Nasturtiums always remind me of Mr. Bates. I try to plant some in his memory every year because, the older I get, the more I admire him. This year, my nasturtium seeds, which I saved from last year, were nowhere to be found. However, I discovered a 'volunteer' growing in a shady spot near St Francis. It had apparently survived the mild winter to sprout in the spring. Thank goodness, I have at least one of these interesting plants!
Mr. Bates lived down the street from us when we lived in New England . I was twenty-something and Mr. Bates ,who was the epitome of an old-fashioned Yankee, was in his late eighties. He was about six feet four and could be seen outside every day of the year, doing some kind of yard work or upkeep on the little house he shared with his equally elderly wife.
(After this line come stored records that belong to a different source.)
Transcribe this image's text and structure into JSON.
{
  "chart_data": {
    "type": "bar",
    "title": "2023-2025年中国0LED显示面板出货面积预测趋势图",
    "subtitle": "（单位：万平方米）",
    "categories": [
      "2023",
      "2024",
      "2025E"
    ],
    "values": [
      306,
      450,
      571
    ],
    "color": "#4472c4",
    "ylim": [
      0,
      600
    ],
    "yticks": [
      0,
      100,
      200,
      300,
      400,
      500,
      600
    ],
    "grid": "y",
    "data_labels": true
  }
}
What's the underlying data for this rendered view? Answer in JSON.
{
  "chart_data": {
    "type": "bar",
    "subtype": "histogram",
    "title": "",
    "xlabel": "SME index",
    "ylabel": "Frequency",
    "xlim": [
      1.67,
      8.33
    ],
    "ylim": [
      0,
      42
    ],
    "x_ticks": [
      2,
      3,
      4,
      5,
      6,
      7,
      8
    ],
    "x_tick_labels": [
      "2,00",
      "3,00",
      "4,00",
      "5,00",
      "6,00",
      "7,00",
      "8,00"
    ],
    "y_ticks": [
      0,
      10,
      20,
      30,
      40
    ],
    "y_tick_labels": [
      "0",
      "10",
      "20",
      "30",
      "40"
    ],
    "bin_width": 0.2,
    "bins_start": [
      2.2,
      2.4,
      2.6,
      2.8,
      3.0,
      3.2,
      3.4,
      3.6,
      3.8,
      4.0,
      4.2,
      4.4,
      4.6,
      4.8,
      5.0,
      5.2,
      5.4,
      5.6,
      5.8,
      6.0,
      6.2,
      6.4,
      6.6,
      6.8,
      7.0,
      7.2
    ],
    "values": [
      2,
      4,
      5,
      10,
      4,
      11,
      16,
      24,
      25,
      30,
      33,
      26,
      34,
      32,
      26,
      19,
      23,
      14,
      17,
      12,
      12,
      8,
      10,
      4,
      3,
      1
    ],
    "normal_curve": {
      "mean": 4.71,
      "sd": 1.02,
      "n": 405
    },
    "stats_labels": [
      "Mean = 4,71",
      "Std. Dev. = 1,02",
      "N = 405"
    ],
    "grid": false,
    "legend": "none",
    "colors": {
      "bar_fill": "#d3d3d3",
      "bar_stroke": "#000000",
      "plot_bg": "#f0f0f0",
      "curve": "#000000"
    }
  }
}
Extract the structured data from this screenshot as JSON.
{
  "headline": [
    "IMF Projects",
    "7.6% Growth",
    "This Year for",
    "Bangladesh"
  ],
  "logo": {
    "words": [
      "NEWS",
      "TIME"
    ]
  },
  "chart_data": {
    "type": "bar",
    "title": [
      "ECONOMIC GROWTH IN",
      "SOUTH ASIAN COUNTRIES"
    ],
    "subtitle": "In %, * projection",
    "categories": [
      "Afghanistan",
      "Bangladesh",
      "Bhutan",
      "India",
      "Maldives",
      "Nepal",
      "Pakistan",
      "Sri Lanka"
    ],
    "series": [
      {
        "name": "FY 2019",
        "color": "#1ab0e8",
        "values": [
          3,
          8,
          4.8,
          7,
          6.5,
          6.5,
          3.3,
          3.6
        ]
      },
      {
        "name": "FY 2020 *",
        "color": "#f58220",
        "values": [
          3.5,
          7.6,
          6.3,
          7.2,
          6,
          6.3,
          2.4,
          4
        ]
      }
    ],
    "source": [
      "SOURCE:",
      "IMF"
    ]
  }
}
I remember being impressed with how Mr. Bates went about the business of planting, weeding, mowing, raking, painting, tinkering and puttering, seemingly oblivious to the fact that he was near ninety. In the fall when the leaves began to tumble down, he would stand outside, rake in hand, waiting expectantly, practically catching them as they landed on his lawn!
Every year, he planted nasturtiums along a low retaining wall that bordered his property on two sides. It was about 250 feet of ledge! But we could always depend on the raucous orange flowers to bloom along his section of the country road called Meadow Lane.
Mr. Bates cared for his bed-ridden wife all the years we lived on that street. He was friendly, willing to share a clump of brown-eyed Susans with a very young and inexperienced gardener. I never heard him complain and his motto seemed to be "just keep on, keeping on."
My daughter said it best when she repeated a line from a school play she was in about the early settlers, "We are Pilgrims, we do what we have to do." That was Mr. Bates.
Nasturtiums are an annual in my part of the world but I've seen them growing wild (and huge) in California where they are considered a weed. The leaves are edible and add an interesting bite to a summer salad. The flowers, which taste milder than the leaves, are lovely when used as a garnish for the salad. One year, I added nasturtium flowers and leaves to one of my herbal vinegars. The vinegar turned a lovely shade of orange and took on a lively peppery flavor.
Take Away - Bright orange Nasturtiums remind me of an old New England neighbor.